How to Manage Hoarding Behaviors in a Person With Dementia
More than five million Americans live with dementia, and the issues it can cause go well beyond memory loss and confusion. For many sufferers and their families, secondary problems, like hoarding, present a huge challenge. If you’re caring for a relative with dementia who is exhibiting hoarding behaviors, it’s important to get informed and deal with the problem as quickly and safely as possible. Read on to find out what hoarding is, why it occurs, and how you can deal with it.
What Is Hoarding?
Hoarding is the process of collecting items to the point that a person’s home becomes unsafe. Dementia sufferers may refuse to let go of seemingly useless objects, like old newspapers or rotten food. They may also cling to items which hold sentimental value or worry about possessions being stolen or lost.
Sufferers may start hoarding because it gives them a sense of control over their surroundings in the face of growing mental confusion.
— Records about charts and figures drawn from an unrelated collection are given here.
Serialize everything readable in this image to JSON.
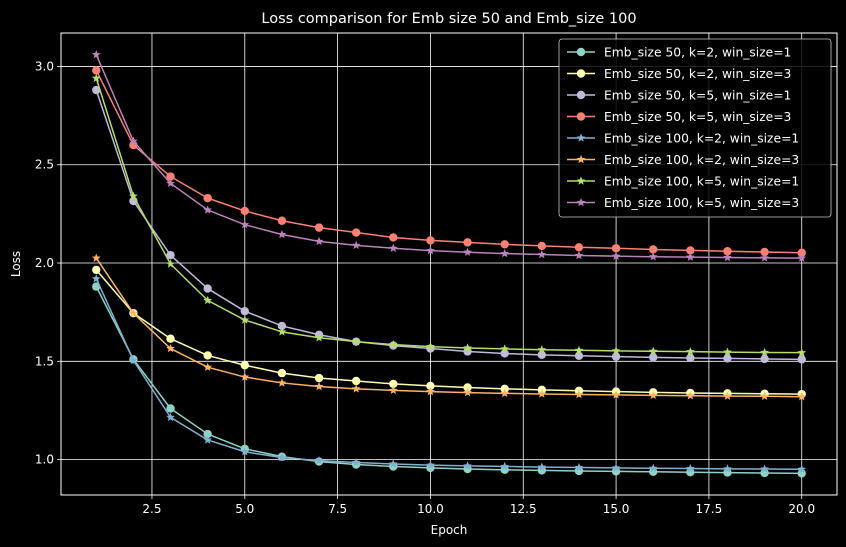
{
  "chart_data": {
    "type": "line",
    "title": "Loss comparison for Emb size 50 and Emb_size 100",
    "xlabel": "Epoch",
    "ylabel": "Loss",
    "xlim": [
      0.05,
      20.95
    ],
    "ylim": [
      0.82,
      3.17
    ],
    "xticks": [
      2.5,
      5.0,
      7.5,
      10.0,
      12.5,
      15.0,
      17.5,
      20.0
    ],
    "yticks": [
      1.0,
      1.5,
      2.0,
      2.5,
      3.0
    ],
    "xtick_labels": [
      "2.5",
      "5.0",
      "7.5",
      "10.0",
      "12.5",
      "15.0",
      "17.5",
      "20.0"
    ],
    "ytick_labels": [
      "1.0",
      "1.5",
      "2.0",
      "2.5",
      "3.0"
    ],
    "grid": true,
    "legend_position": "top-right",
    "background": "#000000",
    "x": [
      1,
      2,
      3,
      4,
      5,
      6,
      7,
      8,
      9,
      10,
      11,
      12,
      13,
      14,
      15,
      16,
      17,
      18,
      19,
      20
    ],
    "series": [
      {
        "name": "Emb_size 50, k=2, win_size=1",
        "color": "#8dd3c7",
        "marker": "circle",
        "values": [
          1.88,
          1.51,
          1.26,
          1.13,
          1.055,
          1.015,
          0.99,
          0.975,
          0.965,
          0.958,
          0.952,
          0.948,
          0.945,
          0.942,
          0.94,
          0.938,
          0.936,
          0.934,
          0.932,
          0.93
        ]
      },
      {
        "name": "Emb_size 50, k=2, win_size=3",
        "color": "#feffb3",
        "marker": "circle",
        "values": [
          1.965,
          1.745,
          1.615,
          1.53,
          1.48,
          1.44,
          1.415,
          1.4,
          1.385,
          1.375,
          1.367,
          1.36,
          1.355,
          1.35,
          1.346,
          1.342,
          1.339,
          1.337,
          1.335,
          1.333
        ]
      },
      {
        "name": "Emb_size 50, k=5, win_size=1",
        "color": "#bfbbd9",
        "marker": "circle",
        "values": [
          2.88,
          2.315,
          2.04,
          1.87,
          1.755,
          1.68,
          1.635,
          1.6,
          1.58,
          1.565,
          1.55,
          1.54,
          1.533,
          1.528,
          1.524,
          1.52,
          1.517,
          1.515,
          1.512,
          1.51
        ]
      },
      {
        "name": "Emb_size 50, k=5, win_size=3",
        "color": "#fa8174",
        "marker": "circle",
        "values": [
          2.98,
          2.6,
          2.44,
          2.33,
          2.265,
          2.215,
          2.18,
          2.155,
          2.13,
          2.115,
          2.105,
          2.095,
          2.087,
          2.08,
          2.075,
          2.069,
          2.064,
          2.06,
          2.056,
          2.052
        ]
      },
      {
        "name": "Emb_size 100, k=2, win_size=1",
        "color": "#81b1d2",
        "marker": "star",
        "values": [
          1.92,
          1.505,
          1.215,
          1.1,
          1.04,
          1.01,
          0.995,
          0.985,
          0.978,
          0.972,
          0.968,
          0.965,
          0.962,
          0.96,
          0.958,
          0.956,
          0.955,
          0.953,
          0.952,
          0.951
        ]
      },
      {
        "name": "Emb_size 100, k=2, win_size=3",
        "color": "#fdb462",
        "marker": "star",
        "values": [
          2.025,
          1.745,
          1.565,
          1.47,
          1.42,
          1.39,
          1.372,
          1.36,
          1.352,
          1.346,
          1.341,
          1.337,
          1.334,
          1.331,
          1.329,
          1.327,
          1.325,
          1.323,
          1.322,
          1.32
        ]
      },
      {
        "name": "Emb_size 100, k=5, win_size=1",
        "color": "#b3de69",
        "marker": "star",
        "values": [
          2.94,
          2.34,
          1.995,
          1.81,
          1.71,
          1.65,
          1.62,
          1.6,
          1.585,
          1.575,
          1.568,
          1.563,
          1.559,
          1.556,
          1.553,
          1.551,
          1.549,
          1.547,
          1.545,
          1.544
        ]
      },
      {
        "name": "Emb_size 100, k=5, win_size=3",
        "color": "#bc82bd",
        "marker": "star",
        "values": [
          3.06,
          2.62,
          2.405,
          2.27,
          2.195,
          2.145,
          2.11,
          2.09,
          2.075,
          2.063,
          2.055,
          2.048,
          2.043,
          2.038,
          2.035,
          2.032,
          2.03,
          2.028,
          2.026,
          2.025
        ]
      }
    ]
  }
}
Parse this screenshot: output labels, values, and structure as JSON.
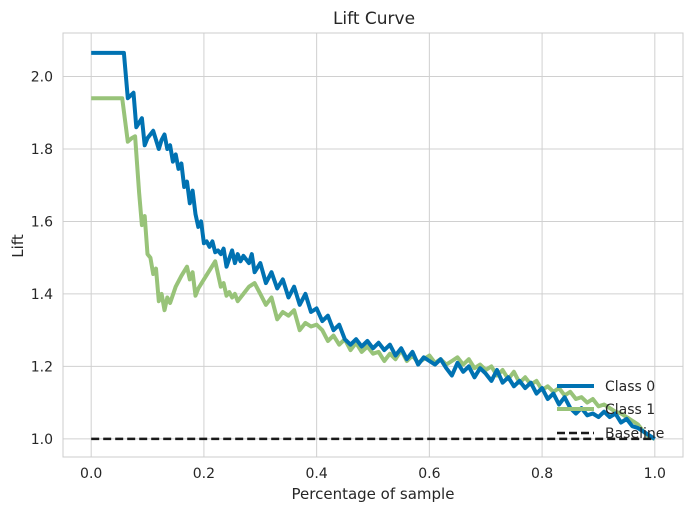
{
  "chart_data": {
    "type": "line",
    "title": "Lift Curve",
    "xlabel": "Percentage of sample",
    "ylabel": "Lift",
    "xlim": [
      -0.05,
      1.05
    ],
    "ylim": [
      0.95,
      2.12
    ],
    "xticks": [
      0.0,
      0.2,
      0.4,
      0.6,
      0.8,
      1.0
    ],
    "xtick_labels": [
      "0.0",
      "0.2",
      "0.4",
      "0.6",
      "0.8",
      "1.0"
    ],
    "yticks": [
      1.0,
      1.2,
      1.4,
      1.6,
      1.8,
      2.0
    ],
    "ytick_labels": [
      "1.0",
      "1.2",
      "1.4",
      "1.6",
      "1.8",
      "2.0"
    ],
    "grid": true,
    "legend_position": "bottom-right",
    "colors": {
      "class0": "#0072b2",
      "class1": "#98c379",
      "baseline": "#1a1a1a",
      "grid": "#d0d0d0",
      "frame": "#cccccc",
      "background": "#ffffff"
    },
    "series": [
      {
        "name": "Class 0",
        "line_style": "solid",
        "x": [
          0.0,
          0.055,
          0.058,
          0.065,
          0.075,
          0.08,
          0.09,
          0.095,
          0.1,
          0.11,
          0.12,
          0.125,
          0.13,
          0.135,
          0.14,
          0.145,
          0.15,
          0.155,
          0.16,
          0.165,
          0.17,
          0.175,
          0.18,
          0.185,
          0.19,
          0.195,
          0.2,
          0.205,
          0.21,
          0.215,
          0.22,
          0.225,
          0.23,
          0.235,
          0.24,
          0.25,
          0.255,
          0.26,
          0.265,
          0.27,
          0.28,
          0.285,
          0.29,
          0.3,
          0.31,
          0.32,
          0.33,
          0.34,
          0.35,
          0.36,
          0.37,
          0.38,
          0.39,
          0.4,
          0.41,
          0.42,
          0.43,
          0.44,
          0.45,
          0.46,
          0.47,
          0.48,
          0.49,
          0.5,
          0.51,
          0.52,
          0.53,
          0.54,
          0.55,
          0.56,
          0.57,
          0.58,
          0.59,
          0.6,
          0.61,
          0.62,
          0.63,
          0.64,
          0.65,
          0.66,
          0.67,
          0.68,
          0.69,
          0.7,
          0.71,
          0.72,
          0.73,
          0.74,
          0.75,
          0.76,
          0.77,
          0.78,
          0.79,
          0.8,
          0.81,
          0.82,
          0.83,
          0.84,
          0.85,
          0.86,
          0.87,
          0.88,
          0.89,
          0.9,
          0.91,
          0.92,
          0.93,
          0.94,
          0.95,
          0.96,
          0.97,
          0.98,
          0.99,
          1.0
        ],
        "y": [
          2.065,
          2.065,
          2.065,
          1.94,
          1.955,
          1.86,
          1.885,
          1.81,
          1.83,
          1.85,
          1.8,
          1.825,
          1.84,
          1.8,
          1.81,
          1.765,
          1.785,
          1.745,
          1.76,
          1.695,
          1.71,
          1.65,
          1.685,
          1.62,
          1.585,
          1.6,
          1.54,
          1.545,
          1.53,
          1.545,
          1.515,
          1.52,
          1.51,
          1.525,
          1.475,
          1.52,
          1.485,
          1.51,
          1.49,
          1.505,
          1.485,
          1.51,
          1.46,
          1.485,
          1.43,
          1.46,
          1.415,
          1.44,
          1.39,
          1.42,
          1.37,
          1.4,
          1.35,
          1.36,
          1.325,
          1.34,
          1.3,
          1.315,
          1.275,
          1.26,
          1.275,
          1.255,
          1.27,
          1.25,
          1.265,
          1.245,
          1.26,
          1.23,
          1.25,
          1.22,
          1.24,
          1.205,
          1.225,
          1.215,
          1.205,
          1.22,
          1.195,
          1.175,
          1.21,
          1.185,
          1.2,
          1.17,
          1.195,
          1.18,
          1.16,
          1.19,
          1.155,
          1.17,
          1.145,
          1.16,
          1.14,
          1.155,
          1.125,
          1.14,
          1.11,
          1.125,
          1.095,
          1.115,
          1.085,
          1.07,
          1.085,
          1.065,
          1.07,
          1.06,
          1.075,
          1.06,
          1.07,
          1.045,
          1.055,
          1.035,
          1.03,
          1.02,
          1.01,
          1.0
        ]
      },
      {
        "name": "Class 1",
        "line_style": "solid",
        "x": [
          0.0,
          0.055,
          0.065,
          0.072,
          0.078,
          0.085,
          0.09,
          0.095,
          0.1,
          0.105,
          0.11,
          0.115,
          0.12,
          0.125,
          0.13,
          0.135,
          0.14,
          0.15,
          0.16,
          0.17,
          0.175,
          0.18,
          0.185,
          0.19,
          0.2,
          0.21,
          0.22,
          0.23,
          0.235,
          0.24,
          0.245,
          0.25,
          0.255,
          0.26,
          0.27,
          0.28,
          0.29,
          0.3,
          0.31,
          0.32,
          0.33,
          0.34,
          0.35,
          0.36,
          0.37,
          0.38,
          0.39,
          0.4,
          0.41,
          0.42,
          0.43,
          0.44,
          0.45,
          0.46,
          0.47,
          0.48,
          0.49,
          0.5,
          0.51,
          0.52,
          0.53,
          0.54,
          0.55,
          0.56,
          0.57,
          0.58,
          0.59,
          0.6,
          0.61,
          0.62,
          0.63,
          0.64,
          0.65,
          0.66,
          0.67,
          0.68,
          0.69,
          0.7,
          0.71,
          0.72,
          0.73,
          0.74,
          0.75,
          0.76,
          0.77,
          0.78,
          0.79,
          0.8,
          0.81,
          0.82,
          0.83,
          0.84,
          0.85,
          0.86,
          0.87,
          0.88,
          0.89,
          0.9,
          0.91,
          0.92,
          0.93,
          0.94,
          0.95,
          0.96,
          0.97,
          0.98,
          0.99,
          1.0
        ],
        "y": [
          1.94,
          1.94,
          1.82,
          1.83,
          1.835,
          1.68,
          1.59,
          1.615,
          1.51,
          1.5,
          1.455,
          1.47,
          1.38,
          1.4,
          1.355,
          1.39,
          1.375,
          1.42,
          1.45,
          1.475,
          1.44,
          1.46,
          1.395,
          1.415,
          1.44,
          1.465,
          1.49,
          1.42,
          1.43,
          1.395,
          1.405,
          1.39,
          1.4,
          1.38,
          1.4,
          1.42,
          1.43,
          1.4,
          1.37,
          1.39,
          1.33,
          1.35,
          1.34,
          1.355,
          1.3,
          1.32,
          1.31,
          1.315,
          1.3,
          1.27,
          1.285,
          1.26,
          1.275,
          1.245,
          1.265,
          1.24,
          1.255,
          1.235,
          1.24,
          1.215,
          1.235,
          1.22,
          1.245,
          1.215,
          1.23,
          1.21,
          1.22,
          1.23,
          1.21,
          1.22,
          1.205,
          1.215,
          1.225,
          1.205,
          1.22,
          1.195,
          1.205,
          1.19,
          1.2,
          1.175,
          1.19,
          1.165,
          1.185,
          1.155,
          1.17,
          1.15,
          1.16,
          1.135,
          1.145,
          1.13,
          1.14,
          1.12,
          1.13,
          1.11,
          1.115,
          1.1,
          1.11,
          1.09,
          1.095,
          1.085,
          1.075,
          1.07,
          1.06,
          1.05,
          1.04,
          1.02,
          1.005,
          1.0
        ]
      },
      {
        "name": "Baseline",
        "line_style": "dashed",
        "x": [
          0.0,
          1.0
        ],
        "y": [
          1.0,
          1.0
        ]
      }
    ]
  }
}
It could also be that they struggle to tell which items should be kept and which should be thrown away or they buy items and then forget about them. Boredom, loneliness and a lack of meaningful activity can also contribute to hoarding behavior.
How Can I Manage Hoarding Behavior?
Managing hoarding behavior can feel like a real challenge, particularly if you’ve tried to broach the subject in the past and have been met with resistance. Trying a range of different strategies will help you find the one that works best.
Don’t Try and Remove Everything
Although it may be tempting to try and clear out everything that’s been hoarded, that’s not realistic and will often cause unnecessary distress to the dementia sufferer. Your focus should be on removing as much as you need to make the property safe. This means getting rid of anything that’s dangerous, like spoiled food, sharp items or clutter that blocks access for home health aides, hospice caregivers, and emergency services.
Make Clearing Out a Team Project
If possible, involve your relative in the clearing out process. Give them short, simple tasks, like sorting a pile of clothes into ‘keep’ and ‘donate’ sections, or looking through small boxes. Many sufferers will be more willing to part with items if they’re going to a good cause, so suggest donating to hospitals, local charity shops or family members. If your relative starts to get distressed, switch quickly to another activity and return to the clear out later.
Swap Hazardous Items for Safe Alternatives
If there are dangerous items that your relative absolutely refuses to let go of, making swaps is a good compromise. For example, a broken glass could be replaced with a new one, a bowl of rotten fruit could be refilled with fresh produce and a sharp knife could be swapped for a plastic one.
Create Mementos of Discarded Items
Creating small mementos can help sufferers get over the feeling of loss that comes with getting rid of items. You could take photographs and print them out, make lists of items that are being donated, or put together a memory scrapbook before discarding sentimental items. Be kind and sensitive at all times, even if you don’t understand your relative’s attachment to certain objects.
Take Steps to Prevent Future Hoarding
Once you’ve made your relative’s property safe, you need to take steps to stop the problem from reoccurring. If there are any common hiding places your relative uses, like cupboards, boxes or closets, make sure these are locked up or blocked off.
If purchasing new items is an issue, disable television shopping channels and cancel catalog subscriptions. If your relative takes items out of the trash, arrange for more regular collections. Talk to home health workers and ask them to keep an eye on the situation and give your regular updates.
Hoarding behavior is a real challenge for dementia sufferers and their families. Addressing the problem effectively and keeping your relative’s home safe makes it easier for them to access in-home care and hospice and reduces the risk of accidents.